We are not victims of changing technology and media. Media are not "external agents." Rather, they "emerge from within cultural contexts"(17). We determine our technology, not vice versa. The opposite view, "technological determinism," deemed a "trap by Bolter and Grusin, is the basis of our discussion of the supposed current "crisis of attention" (17). Critics like Carr would say that the introduction of the internet (new media technology) has changed the way we consume media negatively, and reduced our ability to appreciate and contemplate.

I propose that the increased hypermediacy of today simply matches the preferences of our culture appropriately. Previously we discussed hyper attention, which is the manner in which we consumer hypermediated content: switching focus and multitasking, seeking highest stimulation. The "crisis of attention" is a construction made from fear of progress and change. New media, which is the majority of expression most people today consume, require hyper attention. The way we want to engage with art (immediately) and the nature of our culture (heterogenous) requires the proliferation of complexity and access.
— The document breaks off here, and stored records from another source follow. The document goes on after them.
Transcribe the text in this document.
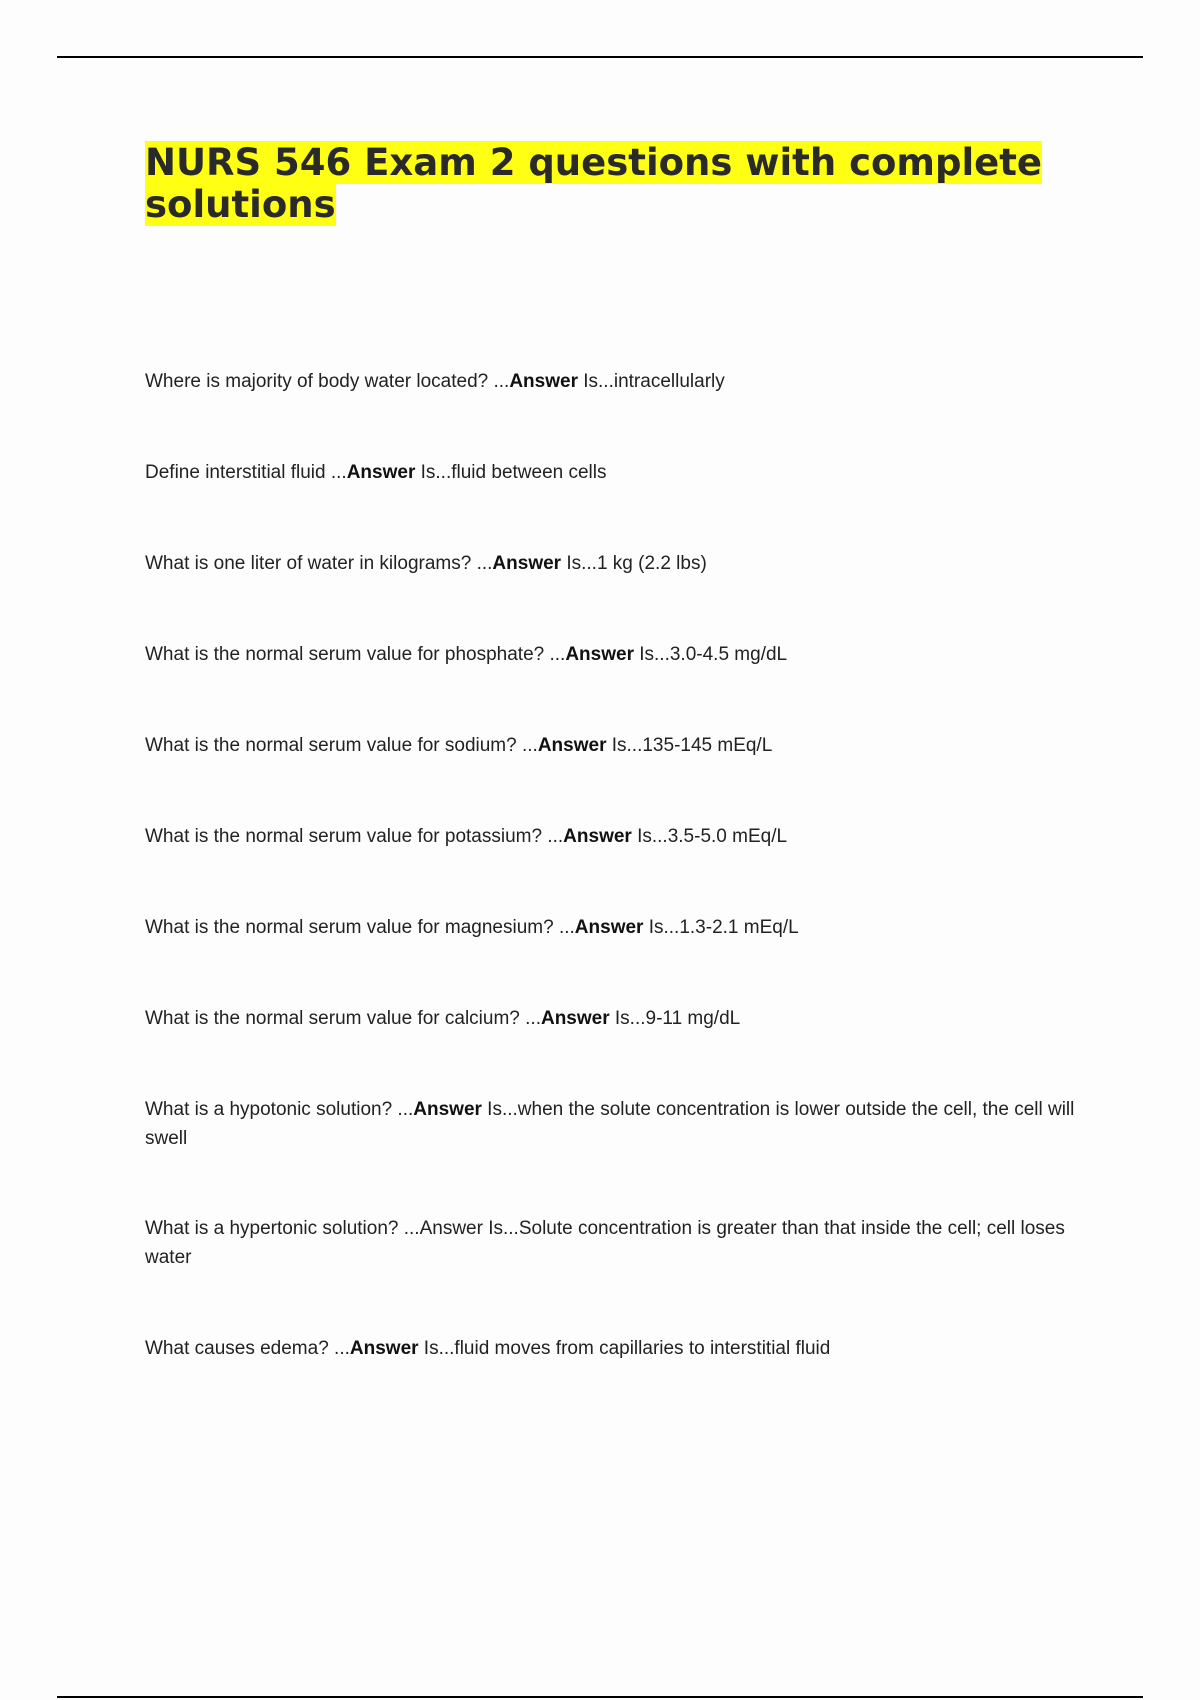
NURS 546 Exam 2 questions with complete solutions

Where is majority of body water located? ...Answer Is...intracellularly

Define interstitial fluid ...Answer Is...fluid between cells

What is one liter of water in kilograms? ...Answer Is...1 kg (2.2 lbs)

What is the normal serum value for phosphate? ...Answer Is...3.0-4.5 mg/dL

What is the normal serum value for sodium? ...Answer Is...135-145 mEq/L

What is the normal serum value for potassium? ...Answer Is...3.5-5.0 mEq/L

What is the normal serum value for magnesium? ...Answer Is...1.3-2.1 mEq/L

What is the normal serum value for calcium? ...Answer Is...9-11 mg/dL

What is a hypotonic solution? ...Answer Is...when the solute concentration is lower outside the cell, the cell will swell

What is a hypertonic solution? ...Answer Is...Solute concentration is greater than that inside the cell; cell loses water

What causes edema? ...Answer Is...fluid moves from capillaries to interstitial fluid
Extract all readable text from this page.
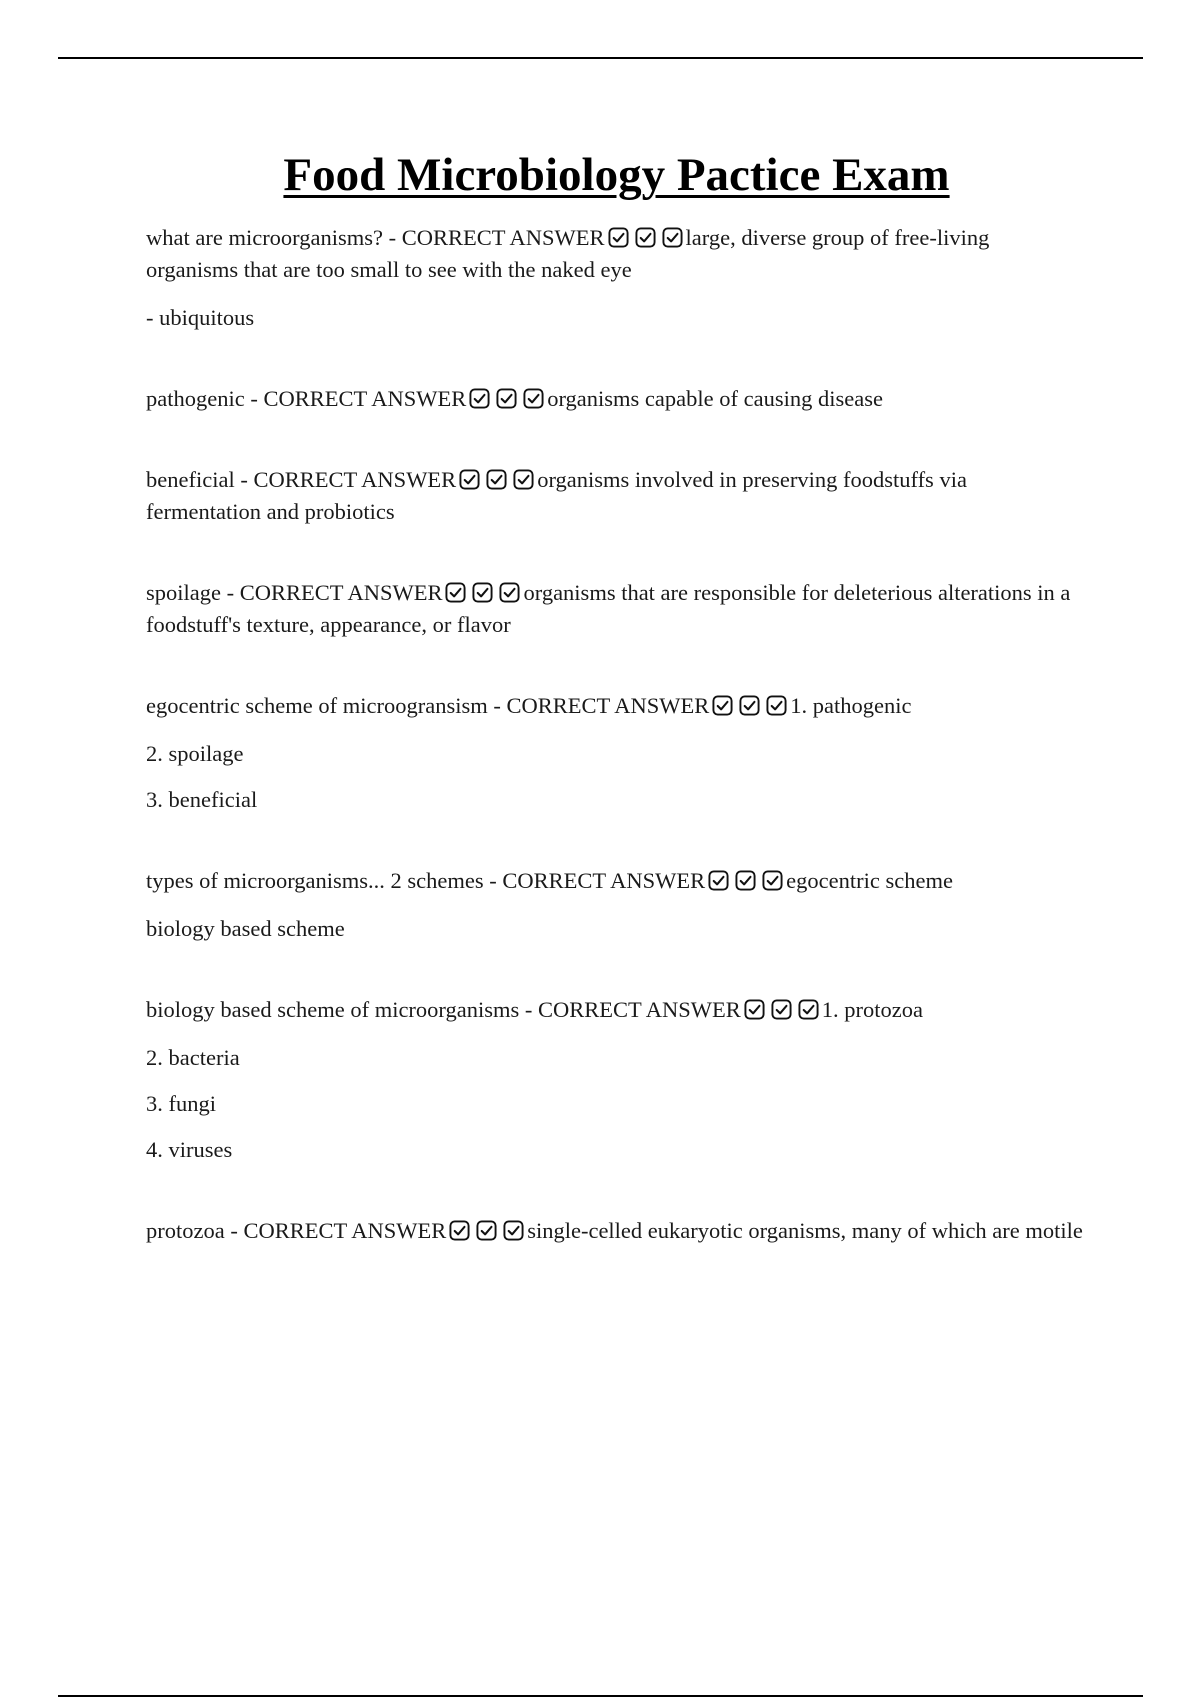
Food Microbiology Pactice Exam

what are microorganisms? - CORRECT ANSWER	large, diverse group of free-living organisms that are too small to see with the naked eye

- ubiquitous

pathogenic - CORRECT ANSWER	organisms capable of causing disease

beneficial - CORRECT ANSWER	organisms involved in preserving foodstuffs via fermentation and probiotics

spoilage - CORRECT ANSWER	organisms that are responsible for deleterious alterations in a foodstuff's texture, appearance, or flavor

egocentric scheme of microogransism - CORRECT ANSWER	1. pathogenic

2. spoilage

3. beneficial

types of microorganisms... 2 schemes - CORRECT ANSWER	egocentric scheme

biology based scheme

biology based scheme of microorganisms - CORRECT ANSWER	1. protozoa

2. bacteria

3. fungi

4. viruses

protozoa - CORRECT ANSWER	single-celled eukaryotic organisms, many of which are motile
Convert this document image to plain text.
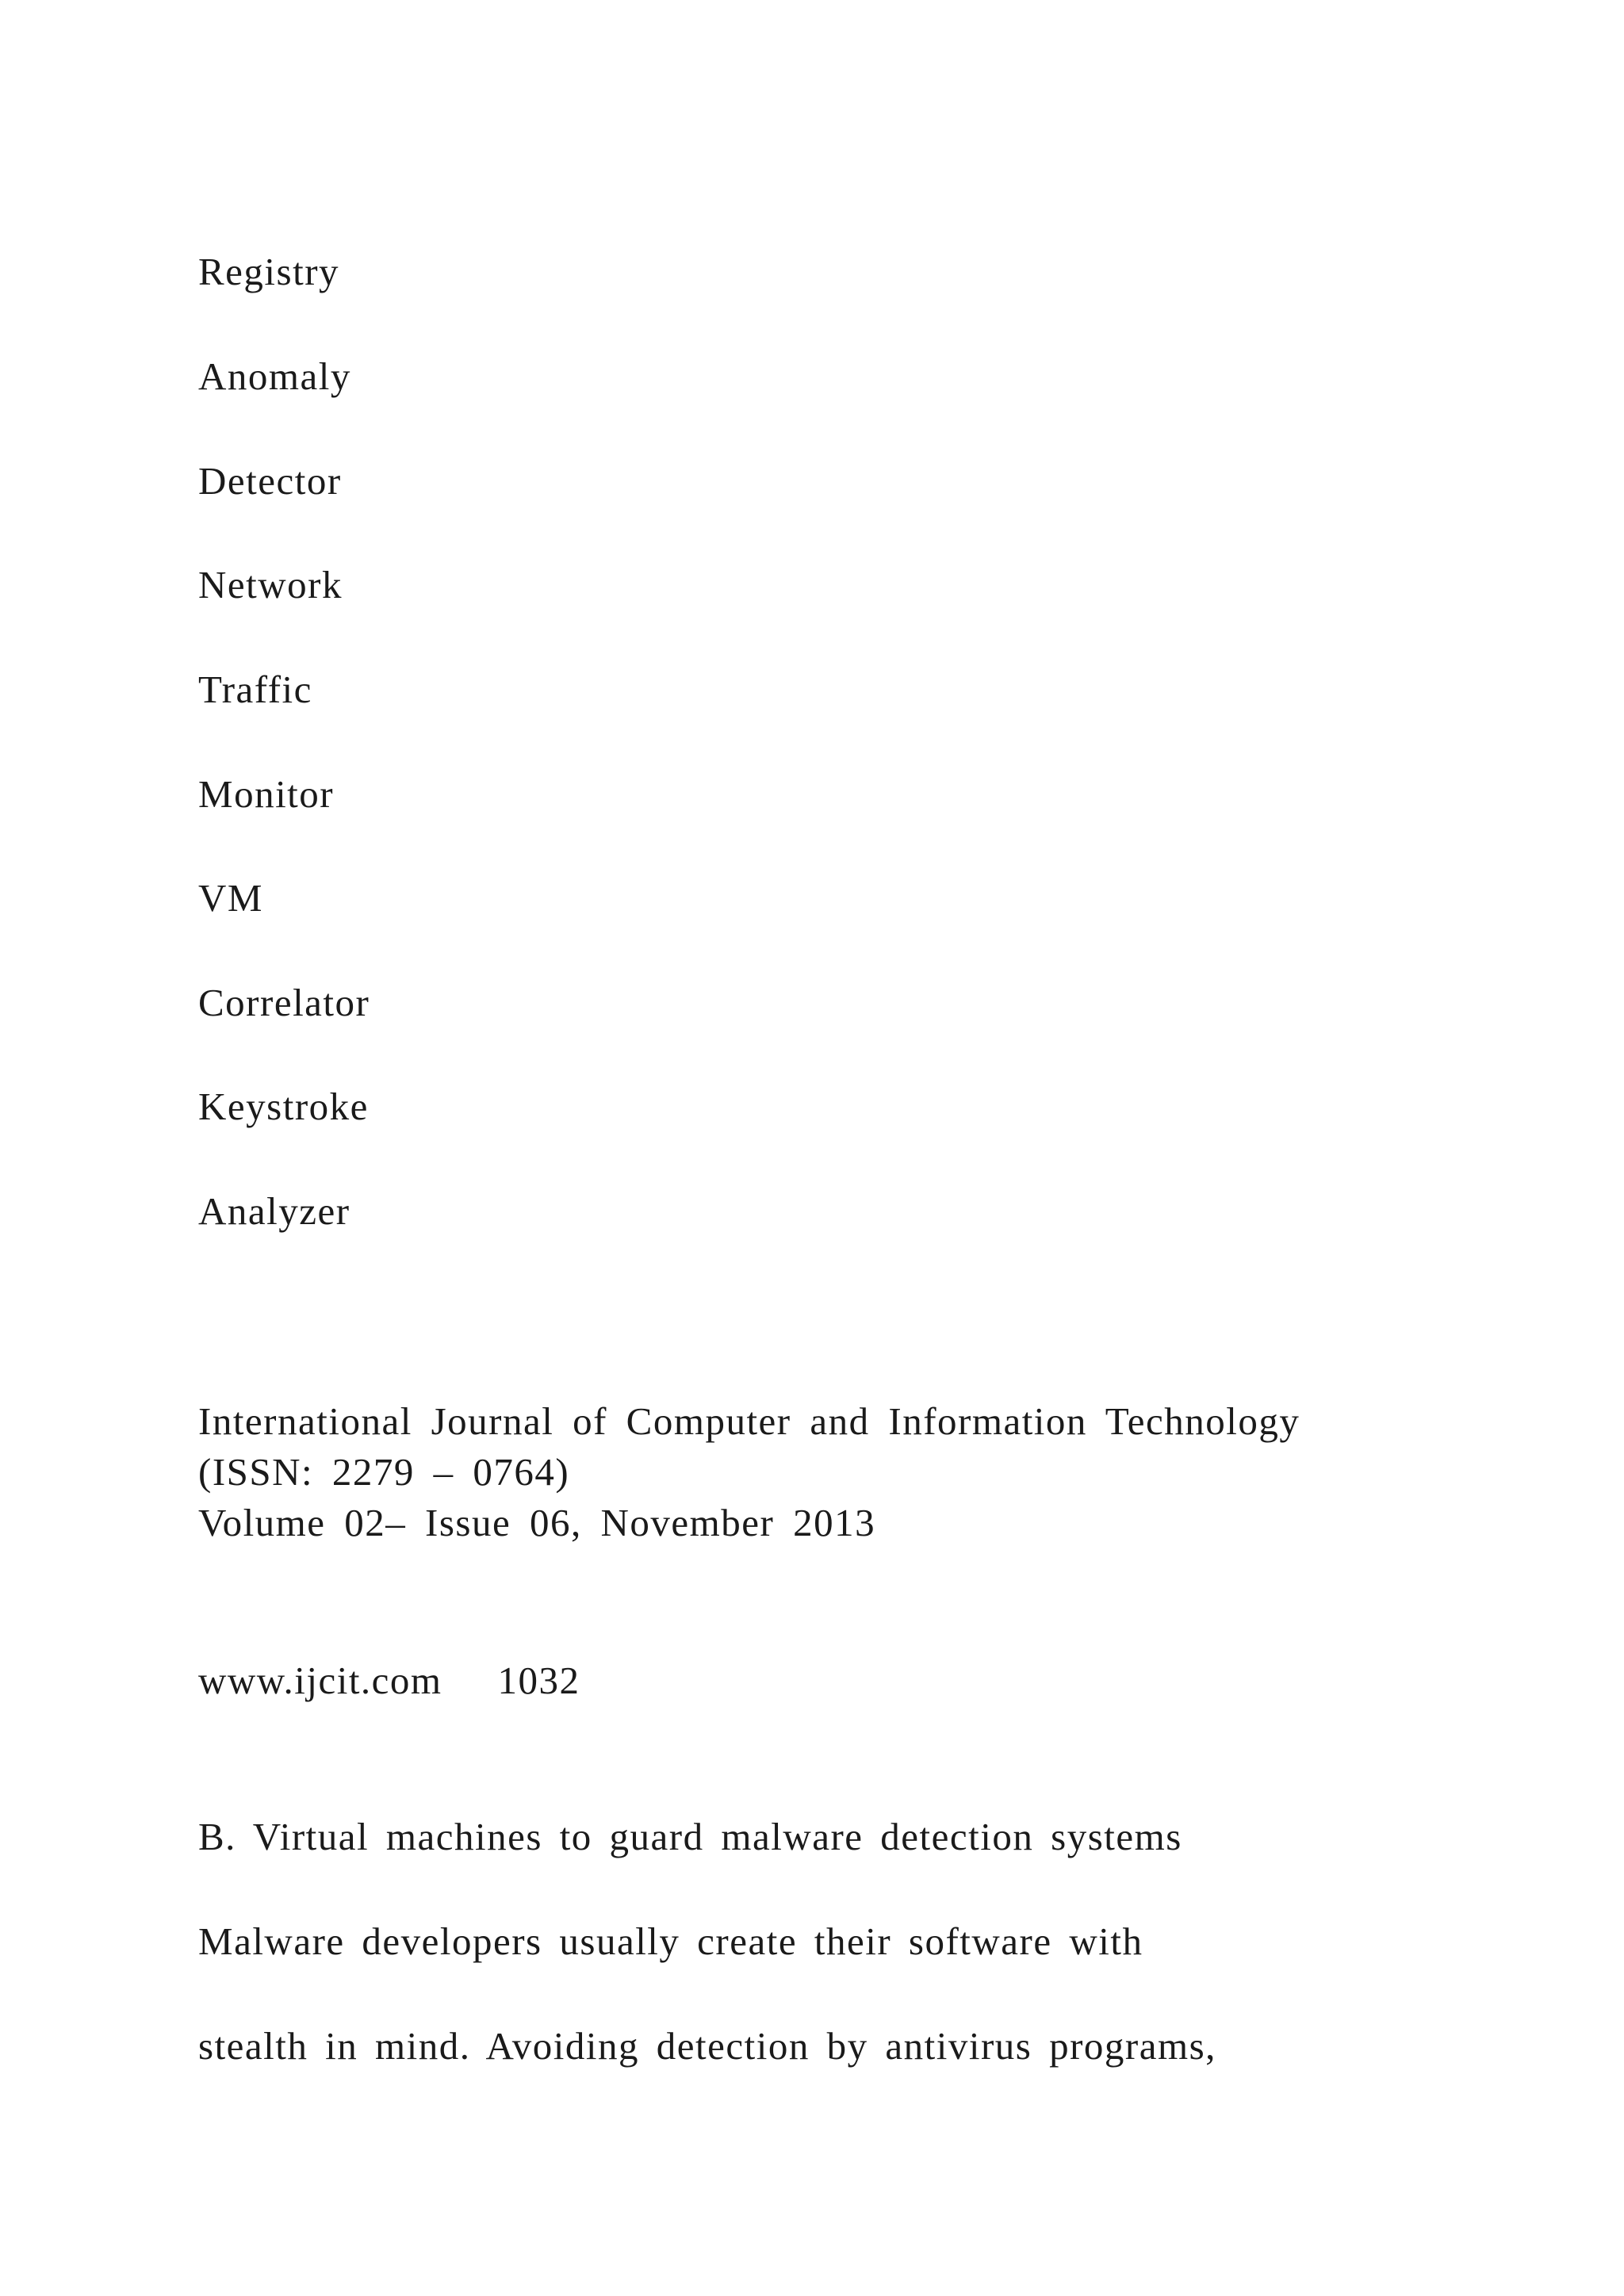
Registry
Anomaly
Detector
Network
Traffic
Monitor
VM
Correlator
Keystroke
Analyzer
International Journal of Computer and Information Technology
(ISSN: 2279 – 0764)
Volume 02– Issue 06, November 2013
www.ijcit.com 1032
B. Virtual machines to guard malware detection systems
Malware developers usually create their software with
stealth in mind. Avoiding detection by antivirus programs,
However groundbreaking the net might seem, visually complex media has always existed. Medieval cathedrals, illuminated manuscripts, and calligraphy are just a few examples Bolter and Grusin provide as historical context for our dual desire for immediacy and hypermediacy. While immediacy may provide unity and clarity, hypermediacy displays a "rich sensorium of human experience." This phrase reaches the heart of the appeal of hypermediacy that is not unique to the digital age. The human experience if nothing if not "rich" and varied. Hypermediated spaces and representations acknowledge and celebrate that complexity. Whether through a gothic cathedral, collage, or computer interface, hypermediation provides satisfaction in that acknowledgement.

The web's ability to "layer...visual and verbal meaning" makes the media it displays more effective. Carr feared that we would be turned into "pancake people" by spreading ourselves too thin across the breadth of available information on the internet. In this process we would lose our "dense cultural inheritance." Bolter and Grusin would argue the very opposite. More information displayed in increasingly complex and layered manners will increase our access to cultural history. The new media does not replace the old. Through remediation, the internet repurposes and makes relevant old media, as all new forms of representation has done.

The internet's lack of a concrete beginning, middle, or end can feel intimidating and scary. It is radically different from the former main transmitter of media (print). However, the evolution is natural. The heterogeneity of the space of the internet creates competition for the viewers attention, but free competition is very much the basis of our culture.